コンプレックスは美への近道
外見上のコンプレックスがあるか問われたら、今はそこまでない。
といっても。
決して恵まれた容姿というわけではないし、
よく考えたら、笑うとほっぺにシワがよるおかしなエクボは気にくわないし、
鼻はもう少しスッと高い方が良かったかもしれないし、
口がやや前面に押し出されているから横顔はイマイチ決まらない。
挙げてみよ、と言われたら何個か出てくる程度には
不満だってある。
でも、本気で四六時中悩むようなコンプレックスはなくなってしまった。
そう、「なくなってしまった」んだ。
昔、わたしは「黒子」が額の中心にあることがとてつもなくコンプレックスだった。
小学校の頃、給食当番として白い帽子をかぶり、前髪をきっちりしまいこんで
せっせと配膳をしていた私に、
「くりりんじゃん」って言ってからかった男子のことは忘れていないし、
たまにとまる、額への視線は、ほんの一瞬でも見逃したりしなかった。
小学生〜中学生がおませ、そして自意識過剰のピークだった私は、
とてもこの黒子に苦しんでいた。
一時期はこの黒子の部分だけ白くなれば(それ以外の顔の部分は日焼けして)
黒子なんてわからなくなるのでは?って本気で思って、
お母さんのコンシーラーやちょっと高い日焼け止めを拝借して、
その黒子の部分にだけつけて過ごしたことがあるくらいだ。
とっても気にしていたし、センシティブだった。
でもそんなことをしても黒子はなくならず、
いつだってわたしの顔の中心に居座り続けた。
そんなわたしを救ってくれたのは、たぶんあややだった。
「松浦亜弥」。
圧倒的な私のアイドル。

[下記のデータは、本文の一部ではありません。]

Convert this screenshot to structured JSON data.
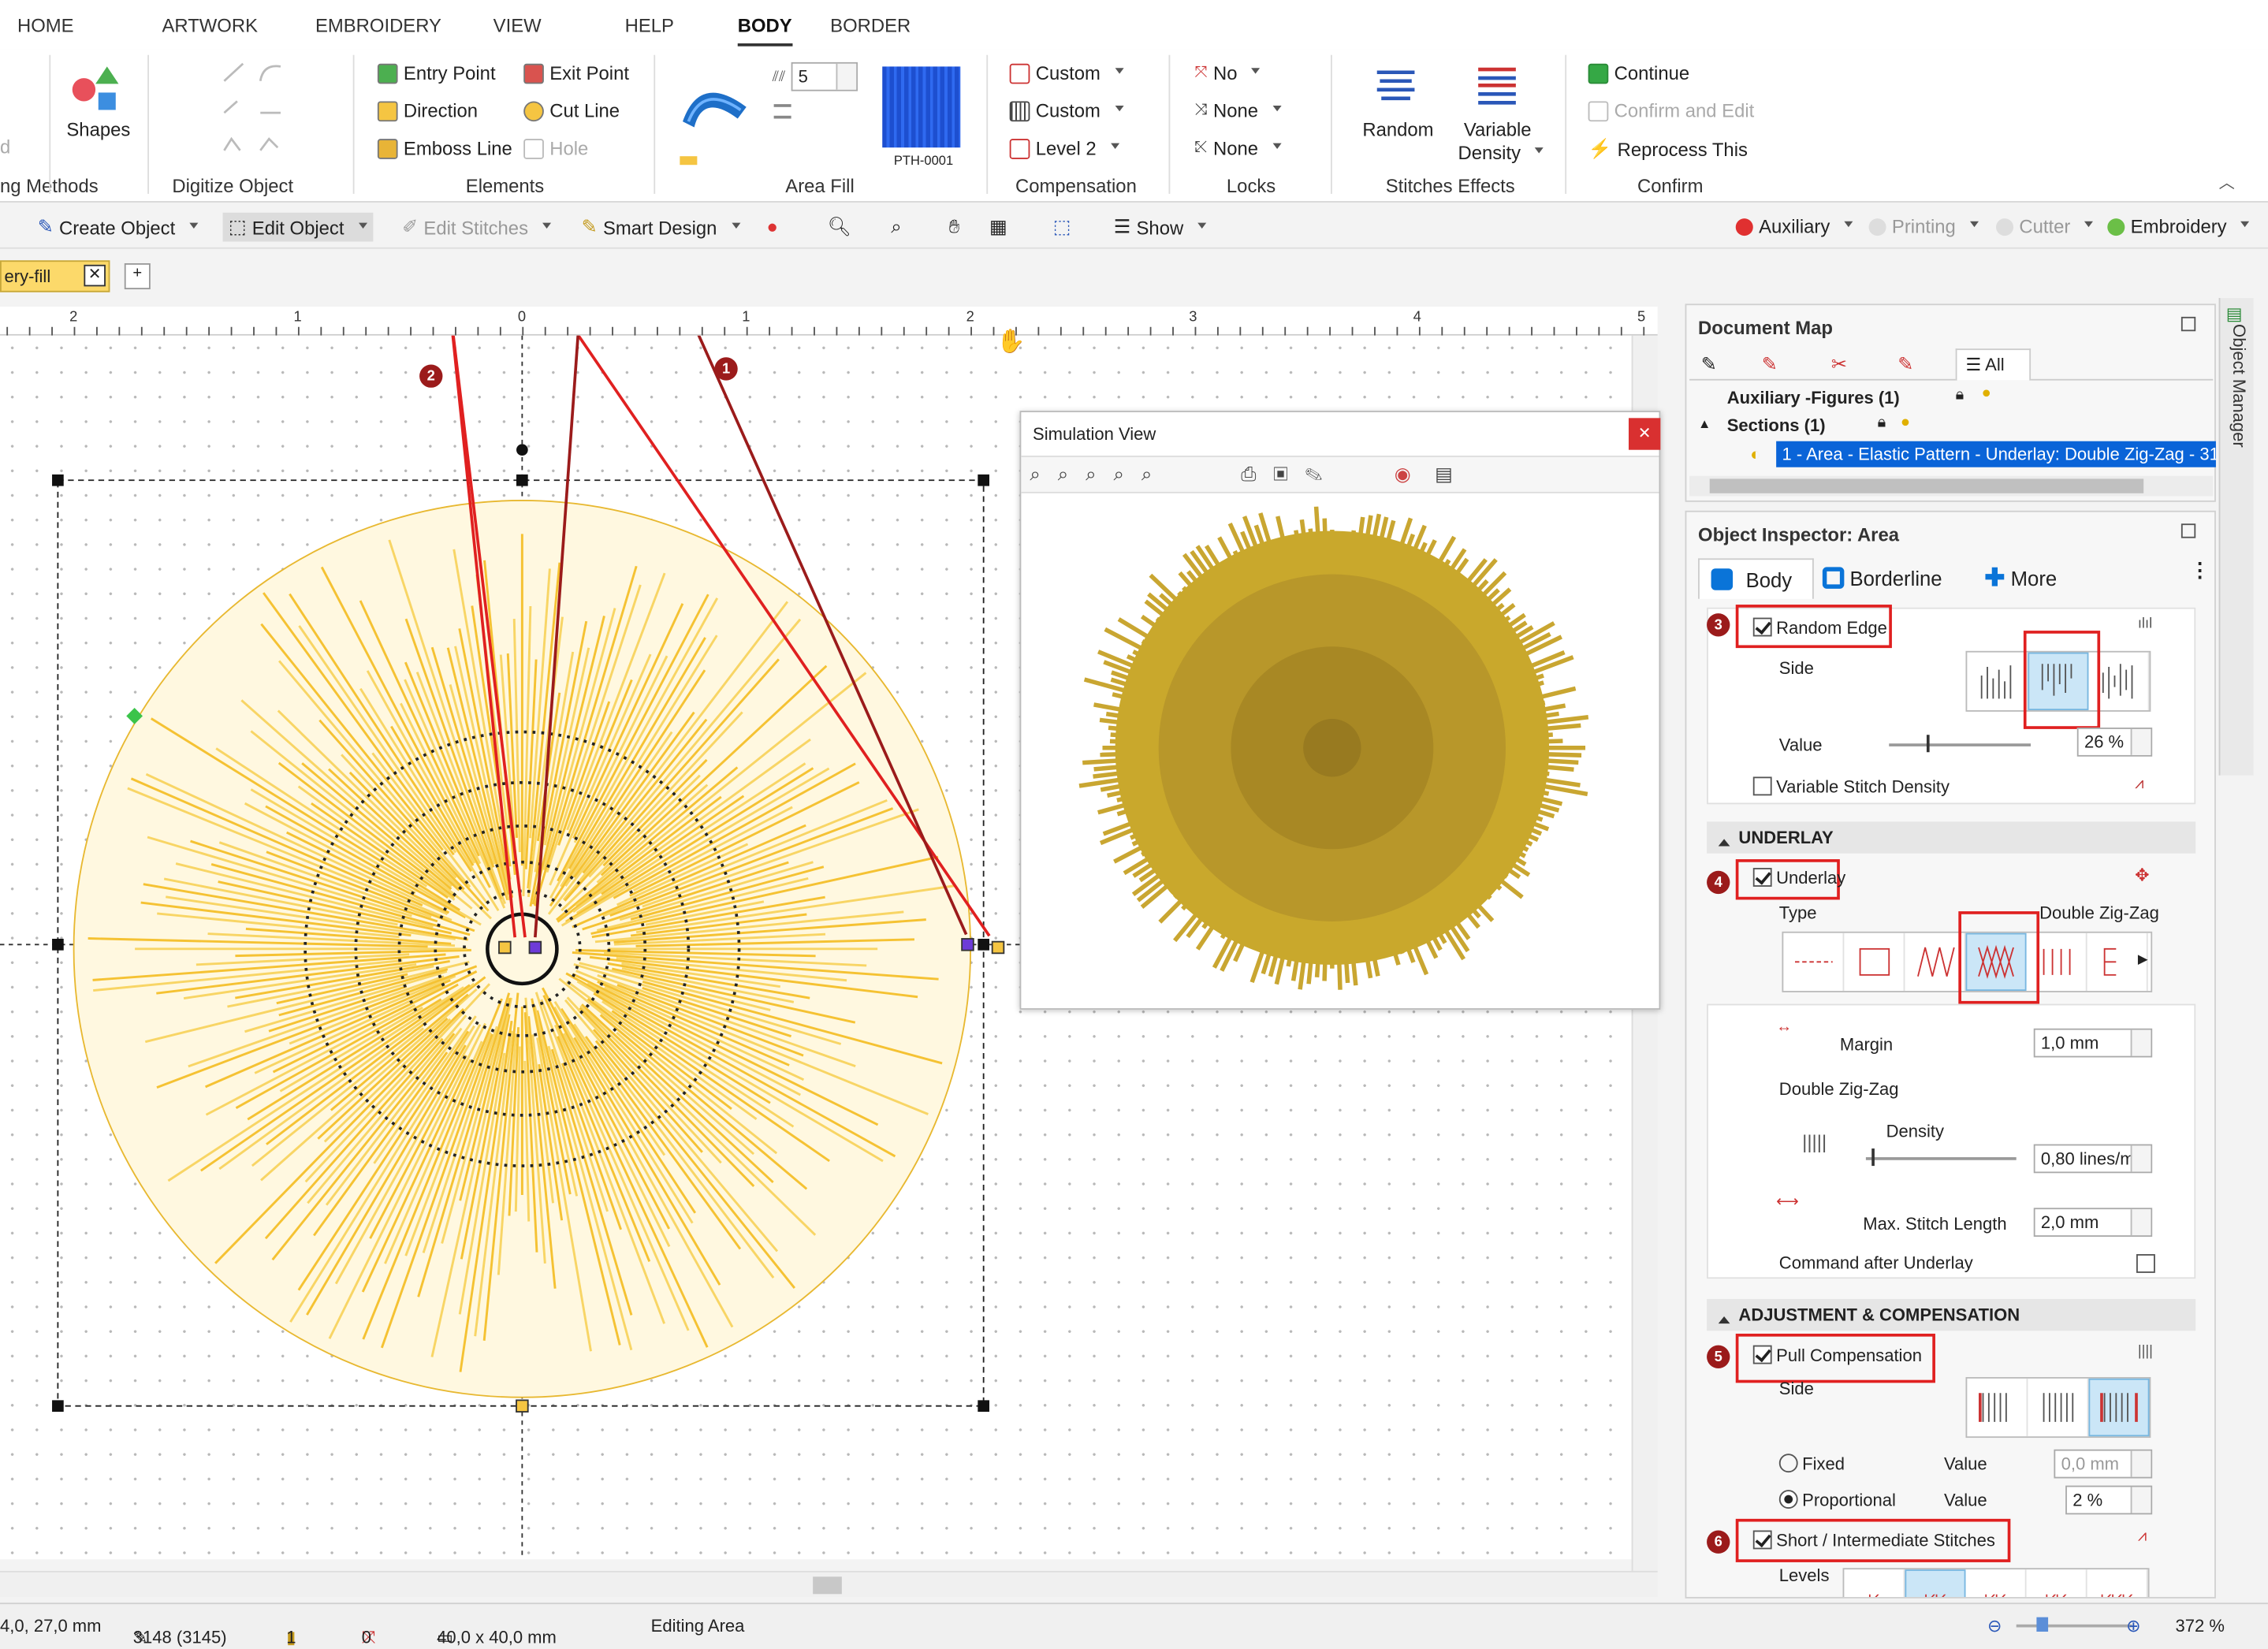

きっと同世代の子にとっても絶対的アイドル。
突っ走ってたぶりっ子キャラは憎めないほど本当に可愛くて、
わたしはウィンクをたくさん練習した。
鏡に向かうたびに「あややみたいに可愛くなりたいな」と猛烈に思って、
とにかくウィンクを練習していた。
すると不思議だ。
あそこらへんから、黒子への呪いが薄れていった。
かつて、鏡を見るたびに落ち込んでいた私はもうおらず、
ウィンクを練習することに集中していて、
黒子は自然な存在としてあんまり意識することはなくなってしまった。
最近のCMで「コンプレックスは美への近道」という言葉があった。
コンプレックスは普通ならお手上げになってしまって、落ち込んでしまう代物だ。
ただ、コンプレックスという劣等感を前にしたとき、塞ぎ込んでしまうのではなく、
じゃあどうしたらその劣等感を払拭して、よくなれるのか?と取り組めたら
それは前進でしかない。
コンプレックスがあったからこそ、たどり着ける場所があるのだ。
わたしのコンプレックスは立ち向かった訳ではないけれど、
他のなにかを磨いているうちに、気づいたら気にならなくなっていたパターンだけど、
そうやってとりあえず、その場から進むことが大事なんだよな。
そういえば、韓国に行った時に化粧品スタッフのお姉さんに、
高級クリームを手に塗りたくられた時があった。
わたしの右手の甲にある小さな黒子を見つけて、
お姉さんは「とってもキュートね」って言って笑った。
なんでもない黒子だったのに、とてもかけがえのない黒子にみえてきて、
瞬く間に光り輝く黒子になってしまった。
コンプレックスは自分で乗り越える場合もあるけれど、
突然登場した第3者によって塗り替えられるものでもあるのかもしれないな。